In my Novelists Roundtable workshop last night, we discussed the topic of how best to give our work “weight.” We agreed that while not all books need to have weight (beach-towel romances, for instance), the best and most memorable books have intrinsic significance.
So what gives a book weight? We determined that a weighty book often has a weighty theme, which led to the question: are some themes weightier than others? Is War and Peace weightier than Pride and Prejudice because Tolstoy wrote about war and peace while Jane Austen wrote about marriage?
That’s the common perception.
People like big themes. War. Death. Natural Disasters. Books with more limited scope are considered “quiet.” But who’s to say that loud books are weightier than quiet books, just because they’re loud?
I’m sure we’ve all read a book about Something Big and Important by an author who chose his subject simply because it’s Big and Important.

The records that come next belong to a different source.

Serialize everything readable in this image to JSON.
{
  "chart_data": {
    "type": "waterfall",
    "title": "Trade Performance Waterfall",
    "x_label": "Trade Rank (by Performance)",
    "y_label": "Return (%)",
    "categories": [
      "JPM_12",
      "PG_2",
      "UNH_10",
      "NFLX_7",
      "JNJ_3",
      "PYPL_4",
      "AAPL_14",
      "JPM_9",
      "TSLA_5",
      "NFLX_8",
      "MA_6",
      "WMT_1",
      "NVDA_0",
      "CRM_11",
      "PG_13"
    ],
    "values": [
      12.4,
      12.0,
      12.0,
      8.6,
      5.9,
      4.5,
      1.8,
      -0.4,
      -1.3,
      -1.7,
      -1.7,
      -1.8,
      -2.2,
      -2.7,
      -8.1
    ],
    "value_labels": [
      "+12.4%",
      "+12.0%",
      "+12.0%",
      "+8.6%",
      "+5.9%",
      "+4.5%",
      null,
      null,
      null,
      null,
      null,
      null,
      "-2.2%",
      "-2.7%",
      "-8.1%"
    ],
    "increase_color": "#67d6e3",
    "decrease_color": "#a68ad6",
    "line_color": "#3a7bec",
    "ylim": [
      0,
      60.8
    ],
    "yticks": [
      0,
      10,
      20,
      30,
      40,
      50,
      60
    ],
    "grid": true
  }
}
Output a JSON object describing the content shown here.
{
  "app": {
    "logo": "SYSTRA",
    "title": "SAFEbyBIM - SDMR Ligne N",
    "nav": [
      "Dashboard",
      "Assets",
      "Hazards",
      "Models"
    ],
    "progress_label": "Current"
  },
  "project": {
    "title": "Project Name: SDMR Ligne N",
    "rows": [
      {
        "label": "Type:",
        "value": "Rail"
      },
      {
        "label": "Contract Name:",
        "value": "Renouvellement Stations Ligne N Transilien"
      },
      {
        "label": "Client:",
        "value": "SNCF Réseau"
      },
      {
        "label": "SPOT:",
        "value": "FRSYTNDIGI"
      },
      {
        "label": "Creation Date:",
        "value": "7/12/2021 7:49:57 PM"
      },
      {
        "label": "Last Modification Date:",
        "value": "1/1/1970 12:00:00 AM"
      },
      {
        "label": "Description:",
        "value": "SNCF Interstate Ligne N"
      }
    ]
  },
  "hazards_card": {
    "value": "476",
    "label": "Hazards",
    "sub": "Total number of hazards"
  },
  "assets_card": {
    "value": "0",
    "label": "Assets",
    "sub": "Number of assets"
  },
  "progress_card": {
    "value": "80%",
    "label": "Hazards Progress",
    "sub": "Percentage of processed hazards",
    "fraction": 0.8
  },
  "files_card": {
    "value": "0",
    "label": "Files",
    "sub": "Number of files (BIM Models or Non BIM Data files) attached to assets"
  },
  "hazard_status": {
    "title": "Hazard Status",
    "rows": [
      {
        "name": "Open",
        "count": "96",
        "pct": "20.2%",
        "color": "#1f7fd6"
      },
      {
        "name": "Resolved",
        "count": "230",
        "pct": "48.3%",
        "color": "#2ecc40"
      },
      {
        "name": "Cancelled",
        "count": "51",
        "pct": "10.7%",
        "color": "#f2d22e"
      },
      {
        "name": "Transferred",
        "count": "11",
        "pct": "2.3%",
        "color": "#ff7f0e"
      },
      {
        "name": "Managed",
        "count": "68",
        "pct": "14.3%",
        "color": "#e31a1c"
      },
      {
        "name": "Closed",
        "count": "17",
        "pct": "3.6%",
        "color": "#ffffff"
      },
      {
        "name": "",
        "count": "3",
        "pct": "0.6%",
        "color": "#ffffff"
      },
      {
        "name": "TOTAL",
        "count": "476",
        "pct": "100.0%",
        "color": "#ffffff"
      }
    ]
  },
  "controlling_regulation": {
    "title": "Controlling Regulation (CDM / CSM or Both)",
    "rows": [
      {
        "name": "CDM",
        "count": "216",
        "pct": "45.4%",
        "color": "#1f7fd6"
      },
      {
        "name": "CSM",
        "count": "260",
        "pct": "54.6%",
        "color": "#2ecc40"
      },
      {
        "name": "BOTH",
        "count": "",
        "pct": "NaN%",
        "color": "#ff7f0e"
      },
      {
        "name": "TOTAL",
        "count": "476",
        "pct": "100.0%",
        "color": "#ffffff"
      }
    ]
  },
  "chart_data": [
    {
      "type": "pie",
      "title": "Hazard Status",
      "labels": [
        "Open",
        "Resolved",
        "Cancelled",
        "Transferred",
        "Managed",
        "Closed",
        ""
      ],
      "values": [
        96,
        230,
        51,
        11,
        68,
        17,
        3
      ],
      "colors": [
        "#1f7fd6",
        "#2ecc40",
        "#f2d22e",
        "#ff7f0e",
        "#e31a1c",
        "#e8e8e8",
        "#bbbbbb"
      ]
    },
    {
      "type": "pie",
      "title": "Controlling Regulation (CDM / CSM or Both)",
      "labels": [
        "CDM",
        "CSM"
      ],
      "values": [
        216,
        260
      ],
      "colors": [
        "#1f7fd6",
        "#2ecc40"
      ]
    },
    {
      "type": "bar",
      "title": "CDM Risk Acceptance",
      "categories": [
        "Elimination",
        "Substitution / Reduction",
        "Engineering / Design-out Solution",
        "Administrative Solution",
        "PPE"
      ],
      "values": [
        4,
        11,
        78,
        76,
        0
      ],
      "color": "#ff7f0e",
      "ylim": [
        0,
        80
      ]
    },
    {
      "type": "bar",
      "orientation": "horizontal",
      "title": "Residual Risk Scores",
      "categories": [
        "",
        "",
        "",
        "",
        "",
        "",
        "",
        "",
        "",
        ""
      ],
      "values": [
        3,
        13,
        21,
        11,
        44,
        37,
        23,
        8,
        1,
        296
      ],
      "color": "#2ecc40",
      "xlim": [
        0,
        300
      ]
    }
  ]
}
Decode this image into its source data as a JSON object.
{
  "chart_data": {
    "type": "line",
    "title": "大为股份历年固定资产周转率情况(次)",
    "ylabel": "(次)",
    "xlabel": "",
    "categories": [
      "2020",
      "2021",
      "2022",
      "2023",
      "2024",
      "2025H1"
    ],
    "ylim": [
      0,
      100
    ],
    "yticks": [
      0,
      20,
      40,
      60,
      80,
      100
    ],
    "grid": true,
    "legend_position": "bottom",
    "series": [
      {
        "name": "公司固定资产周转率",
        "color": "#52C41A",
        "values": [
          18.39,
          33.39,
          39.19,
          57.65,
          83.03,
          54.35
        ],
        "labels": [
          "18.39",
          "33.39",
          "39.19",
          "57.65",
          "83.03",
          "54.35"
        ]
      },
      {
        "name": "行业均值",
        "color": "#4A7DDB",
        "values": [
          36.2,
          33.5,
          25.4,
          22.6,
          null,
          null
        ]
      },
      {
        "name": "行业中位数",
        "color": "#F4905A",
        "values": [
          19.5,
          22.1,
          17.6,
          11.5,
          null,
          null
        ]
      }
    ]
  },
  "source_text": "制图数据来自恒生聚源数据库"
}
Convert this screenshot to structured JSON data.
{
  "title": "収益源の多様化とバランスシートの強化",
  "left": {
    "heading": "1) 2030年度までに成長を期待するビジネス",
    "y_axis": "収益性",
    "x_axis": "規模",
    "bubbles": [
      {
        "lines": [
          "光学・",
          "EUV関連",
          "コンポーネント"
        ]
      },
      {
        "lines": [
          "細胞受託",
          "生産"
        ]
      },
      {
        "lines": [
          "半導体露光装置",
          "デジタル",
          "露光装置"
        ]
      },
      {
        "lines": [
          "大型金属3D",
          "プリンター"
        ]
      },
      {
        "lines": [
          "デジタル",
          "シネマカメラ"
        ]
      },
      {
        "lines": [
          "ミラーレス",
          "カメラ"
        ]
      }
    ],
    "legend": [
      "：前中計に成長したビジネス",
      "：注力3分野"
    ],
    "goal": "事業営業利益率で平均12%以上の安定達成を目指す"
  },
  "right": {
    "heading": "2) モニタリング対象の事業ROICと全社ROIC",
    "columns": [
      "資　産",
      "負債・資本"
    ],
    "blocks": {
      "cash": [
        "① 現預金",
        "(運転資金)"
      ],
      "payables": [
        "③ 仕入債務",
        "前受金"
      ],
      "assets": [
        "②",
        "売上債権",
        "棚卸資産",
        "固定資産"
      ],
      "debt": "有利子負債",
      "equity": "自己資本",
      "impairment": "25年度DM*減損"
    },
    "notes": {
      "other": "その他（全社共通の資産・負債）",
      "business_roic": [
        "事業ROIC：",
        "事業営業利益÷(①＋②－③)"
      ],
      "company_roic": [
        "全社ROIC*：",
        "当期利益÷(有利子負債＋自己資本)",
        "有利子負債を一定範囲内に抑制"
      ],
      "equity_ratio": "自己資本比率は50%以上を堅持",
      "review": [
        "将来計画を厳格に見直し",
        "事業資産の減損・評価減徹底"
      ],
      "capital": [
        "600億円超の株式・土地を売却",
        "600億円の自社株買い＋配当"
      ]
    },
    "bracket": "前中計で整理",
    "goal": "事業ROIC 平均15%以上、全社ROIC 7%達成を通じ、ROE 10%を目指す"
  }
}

You can tell he pondered the question, “What will make my book Important? Ah, I know! People think 9/11 is important, so that’s what I shall write about.” As if appending his novel to a Big Theme would give it weight.
I really don’t think that’s the way to go.
I just reread Ray Bradbury’s wonderful book Zen in the Art of Fiction, in which he writes “What do you want more than anything else in the world? What do you love, or what do you hate? Find a character, like yourself, who will want something or not want something, with all his heart.”
Herein lies the weight.
I’m sure our themes come to us in different ways, for different reasons. But ultimately, I think the books we enjoy writing (and reading) the most are the books with themes about which we are passionate–whether we are passionate about the war in Iraq or the boy sitting next to us in English class.If a theme has weight for the author, it will have weight for the reader.